Daha ileri yaşlarda ortaya çıktığı durumlarda ise nodüle genellikle rastlanmaz. Tipik bulgusu, parmak kapatıldıktan sonra, açmaya yeltenildiği zaman parmağın takılması, açmak için daha fazla güç sarf edildiği zaman ise bir atma sesiyle birlikte “tık sesi” boşalarak açılması, yani tetiklenmesidir. Kiriş akşam uyurken oldukça yumuşaktır. Parmaklar normal pozisyonda, yani yarı kapalı durumdadır. Sabahları parmak bu pozisyonda sabittir ve açılmak istendiğinde tetiklenme başlar. Tetik parmağın tedavisinde üç ana yaklaşımdan bahsedilebilir. Bunlardan ilki herhangi bir cerrahi işlemin uygulanmadığı koruyucu tedavidir.

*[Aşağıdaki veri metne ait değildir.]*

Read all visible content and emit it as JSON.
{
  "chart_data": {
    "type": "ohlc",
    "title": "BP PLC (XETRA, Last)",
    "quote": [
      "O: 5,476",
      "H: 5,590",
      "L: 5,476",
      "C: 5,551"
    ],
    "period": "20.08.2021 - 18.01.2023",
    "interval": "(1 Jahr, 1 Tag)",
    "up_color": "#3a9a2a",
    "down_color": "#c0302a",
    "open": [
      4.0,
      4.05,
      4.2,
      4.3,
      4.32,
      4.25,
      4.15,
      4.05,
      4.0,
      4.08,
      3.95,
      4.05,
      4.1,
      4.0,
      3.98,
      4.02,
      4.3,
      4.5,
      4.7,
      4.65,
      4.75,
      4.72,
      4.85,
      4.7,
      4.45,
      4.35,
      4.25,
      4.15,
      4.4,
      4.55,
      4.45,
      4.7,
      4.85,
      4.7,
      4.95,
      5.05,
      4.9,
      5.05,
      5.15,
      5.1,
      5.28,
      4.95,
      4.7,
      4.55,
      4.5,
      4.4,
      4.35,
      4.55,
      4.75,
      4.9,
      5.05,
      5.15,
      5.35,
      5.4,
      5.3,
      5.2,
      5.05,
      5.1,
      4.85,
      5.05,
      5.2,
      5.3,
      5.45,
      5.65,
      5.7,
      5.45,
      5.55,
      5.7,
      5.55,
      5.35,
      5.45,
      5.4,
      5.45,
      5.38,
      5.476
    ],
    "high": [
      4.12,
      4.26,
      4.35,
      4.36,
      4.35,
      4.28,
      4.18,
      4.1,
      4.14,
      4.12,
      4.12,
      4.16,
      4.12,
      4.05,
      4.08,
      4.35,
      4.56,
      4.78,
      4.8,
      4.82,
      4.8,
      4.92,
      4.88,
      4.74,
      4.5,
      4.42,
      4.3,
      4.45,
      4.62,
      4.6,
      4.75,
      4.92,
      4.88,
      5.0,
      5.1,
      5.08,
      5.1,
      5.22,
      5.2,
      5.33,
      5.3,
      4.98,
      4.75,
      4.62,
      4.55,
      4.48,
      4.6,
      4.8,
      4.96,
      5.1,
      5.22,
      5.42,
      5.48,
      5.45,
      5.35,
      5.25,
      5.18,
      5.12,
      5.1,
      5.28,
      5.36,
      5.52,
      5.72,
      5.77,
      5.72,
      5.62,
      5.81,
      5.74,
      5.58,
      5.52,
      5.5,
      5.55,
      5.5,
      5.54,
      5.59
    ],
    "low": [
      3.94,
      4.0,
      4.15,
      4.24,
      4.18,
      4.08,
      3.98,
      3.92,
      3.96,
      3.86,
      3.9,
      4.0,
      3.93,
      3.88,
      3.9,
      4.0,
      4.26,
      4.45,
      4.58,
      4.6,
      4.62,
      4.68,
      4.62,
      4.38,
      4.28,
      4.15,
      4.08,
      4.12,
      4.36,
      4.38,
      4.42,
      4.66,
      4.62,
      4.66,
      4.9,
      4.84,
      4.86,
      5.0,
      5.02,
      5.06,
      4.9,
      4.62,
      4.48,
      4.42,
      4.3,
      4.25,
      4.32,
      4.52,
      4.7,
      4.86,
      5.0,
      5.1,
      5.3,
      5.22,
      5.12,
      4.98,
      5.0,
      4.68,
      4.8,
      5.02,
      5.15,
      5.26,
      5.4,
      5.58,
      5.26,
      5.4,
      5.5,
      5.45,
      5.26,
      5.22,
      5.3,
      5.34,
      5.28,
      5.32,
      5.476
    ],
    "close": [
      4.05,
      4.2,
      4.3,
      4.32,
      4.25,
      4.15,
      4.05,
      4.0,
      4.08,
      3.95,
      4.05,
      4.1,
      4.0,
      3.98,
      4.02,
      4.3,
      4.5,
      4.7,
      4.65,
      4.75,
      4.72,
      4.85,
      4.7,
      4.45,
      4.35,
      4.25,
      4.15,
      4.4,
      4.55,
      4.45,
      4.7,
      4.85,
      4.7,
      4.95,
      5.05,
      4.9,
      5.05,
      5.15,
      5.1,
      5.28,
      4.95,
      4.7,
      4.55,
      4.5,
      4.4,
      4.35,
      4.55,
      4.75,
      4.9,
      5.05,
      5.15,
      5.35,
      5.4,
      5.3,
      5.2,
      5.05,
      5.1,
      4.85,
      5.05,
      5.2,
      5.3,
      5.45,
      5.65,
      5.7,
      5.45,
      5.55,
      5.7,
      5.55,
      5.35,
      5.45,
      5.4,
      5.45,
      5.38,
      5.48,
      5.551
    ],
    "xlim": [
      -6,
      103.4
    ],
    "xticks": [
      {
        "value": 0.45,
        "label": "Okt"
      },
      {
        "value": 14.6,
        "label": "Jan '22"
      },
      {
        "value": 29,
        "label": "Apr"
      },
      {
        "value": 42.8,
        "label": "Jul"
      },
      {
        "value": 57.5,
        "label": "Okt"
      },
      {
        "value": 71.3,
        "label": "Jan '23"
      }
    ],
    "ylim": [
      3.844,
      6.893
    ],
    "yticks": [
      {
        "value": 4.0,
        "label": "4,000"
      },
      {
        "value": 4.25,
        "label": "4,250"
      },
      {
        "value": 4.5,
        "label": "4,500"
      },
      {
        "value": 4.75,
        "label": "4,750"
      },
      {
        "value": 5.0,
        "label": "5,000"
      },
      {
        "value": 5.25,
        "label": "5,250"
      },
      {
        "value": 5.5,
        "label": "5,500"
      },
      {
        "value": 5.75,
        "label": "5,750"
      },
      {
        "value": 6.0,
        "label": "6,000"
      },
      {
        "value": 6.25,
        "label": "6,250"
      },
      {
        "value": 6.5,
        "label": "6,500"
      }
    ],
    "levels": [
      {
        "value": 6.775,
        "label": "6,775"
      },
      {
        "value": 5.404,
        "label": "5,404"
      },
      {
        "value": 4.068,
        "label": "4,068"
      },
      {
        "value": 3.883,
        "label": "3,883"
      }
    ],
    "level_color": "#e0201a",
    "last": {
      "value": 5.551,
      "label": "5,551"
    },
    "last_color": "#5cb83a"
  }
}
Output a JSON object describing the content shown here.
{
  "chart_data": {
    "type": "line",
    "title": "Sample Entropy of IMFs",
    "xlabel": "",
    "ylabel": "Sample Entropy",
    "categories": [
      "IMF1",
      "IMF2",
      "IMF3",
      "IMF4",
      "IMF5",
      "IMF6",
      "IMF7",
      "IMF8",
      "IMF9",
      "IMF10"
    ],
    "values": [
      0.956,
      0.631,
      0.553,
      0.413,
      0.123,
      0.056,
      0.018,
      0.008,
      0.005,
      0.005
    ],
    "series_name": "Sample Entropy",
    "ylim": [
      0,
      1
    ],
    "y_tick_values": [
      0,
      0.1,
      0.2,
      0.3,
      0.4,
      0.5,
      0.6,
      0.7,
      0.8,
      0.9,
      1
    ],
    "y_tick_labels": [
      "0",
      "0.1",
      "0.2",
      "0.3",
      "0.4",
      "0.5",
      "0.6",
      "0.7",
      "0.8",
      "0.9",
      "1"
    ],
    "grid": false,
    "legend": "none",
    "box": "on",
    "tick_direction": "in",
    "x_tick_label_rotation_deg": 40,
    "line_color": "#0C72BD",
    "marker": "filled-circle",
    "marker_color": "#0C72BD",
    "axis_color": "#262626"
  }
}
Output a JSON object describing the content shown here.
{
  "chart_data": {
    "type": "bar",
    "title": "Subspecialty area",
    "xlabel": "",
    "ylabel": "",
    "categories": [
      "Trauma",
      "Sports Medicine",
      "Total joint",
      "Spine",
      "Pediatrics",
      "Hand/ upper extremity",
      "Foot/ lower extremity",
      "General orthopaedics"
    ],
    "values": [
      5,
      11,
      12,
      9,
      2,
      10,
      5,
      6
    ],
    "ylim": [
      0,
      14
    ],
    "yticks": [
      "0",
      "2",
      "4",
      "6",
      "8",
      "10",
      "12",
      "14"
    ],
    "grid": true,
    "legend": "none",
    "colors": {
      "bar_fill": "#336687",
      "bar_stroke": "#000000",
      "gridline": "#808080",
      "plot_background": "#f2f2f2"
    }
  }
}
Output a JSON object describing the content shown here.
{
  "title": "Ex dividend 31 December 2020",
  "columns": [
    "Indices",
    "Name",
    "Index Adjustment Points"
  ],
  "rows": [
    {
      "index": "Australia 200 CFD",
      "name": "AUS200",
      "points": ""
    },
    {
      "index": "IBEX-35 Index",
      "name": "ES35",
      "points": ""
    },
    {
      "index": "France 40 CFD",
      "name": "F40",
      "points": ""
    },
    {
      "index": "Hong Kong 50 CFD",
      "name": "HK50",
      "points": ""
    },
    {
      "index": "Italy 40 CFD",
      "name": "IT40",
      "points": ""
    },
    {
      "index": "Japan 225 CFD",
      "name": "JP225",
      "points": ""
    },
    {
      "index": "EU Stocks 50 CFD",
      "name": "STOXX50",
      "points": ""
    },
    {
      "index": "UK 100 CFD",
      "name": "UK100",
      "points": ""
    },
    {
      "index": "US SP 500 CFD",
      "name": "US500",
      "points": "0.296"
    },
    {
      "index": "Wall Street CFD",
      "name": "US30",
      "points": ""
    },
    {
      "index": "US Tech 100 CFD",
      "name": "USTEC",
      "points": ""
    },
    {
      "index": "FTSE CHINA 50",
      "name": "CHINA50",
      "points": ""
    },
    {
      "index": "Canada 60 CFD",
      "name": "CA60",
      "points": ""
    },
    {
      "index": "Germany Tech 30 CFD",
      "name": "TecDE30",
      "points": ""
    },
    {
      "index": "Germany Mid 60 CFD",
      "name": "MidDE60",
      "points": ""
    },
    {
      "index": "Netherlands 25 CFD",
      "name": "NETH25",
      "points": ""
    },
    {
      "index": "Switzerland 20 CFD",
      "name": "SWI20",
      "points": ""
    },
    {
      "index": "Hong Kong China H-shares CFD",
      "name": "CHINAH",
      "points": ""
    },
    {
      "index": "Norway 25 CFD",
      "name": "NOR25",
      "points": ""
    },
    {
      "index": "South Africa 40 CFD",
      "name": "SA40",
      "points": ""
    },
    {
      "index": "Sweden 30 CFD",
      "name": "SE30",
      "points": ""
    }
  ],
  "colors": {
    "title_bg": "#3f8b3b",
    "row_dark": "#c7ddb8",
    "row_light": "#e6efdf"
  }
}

Özel atellerle el istirahati sağlanır ve ödem azaldıktan sonra parmak hareketi gözlenir. İkinci tedavi şekli, cerrahi bir kesi yapmadan, deriden kesici bir aletle (özel iğneler gibi) girilerek makaranın serbestleştirilmesidir. Bu yöntem kesi yapılmadığı için avantaj sağlıyor gibi görünse de, kapalı bir alanda yapıldığı için sinir yaralanması riskini de beraberinde getirir.
Üçüncü tedavi yöntemi ise en güvenilir ve en iyi sonuç veren açık cerrahi yöntemdir. Makaranın olduğu bölgeye, sadece bu bölge uyuşturularak küçük bir kesi yapılır. Makara direkt olarak görüldükten sonra kesilerek kiriş serbestleştirilir.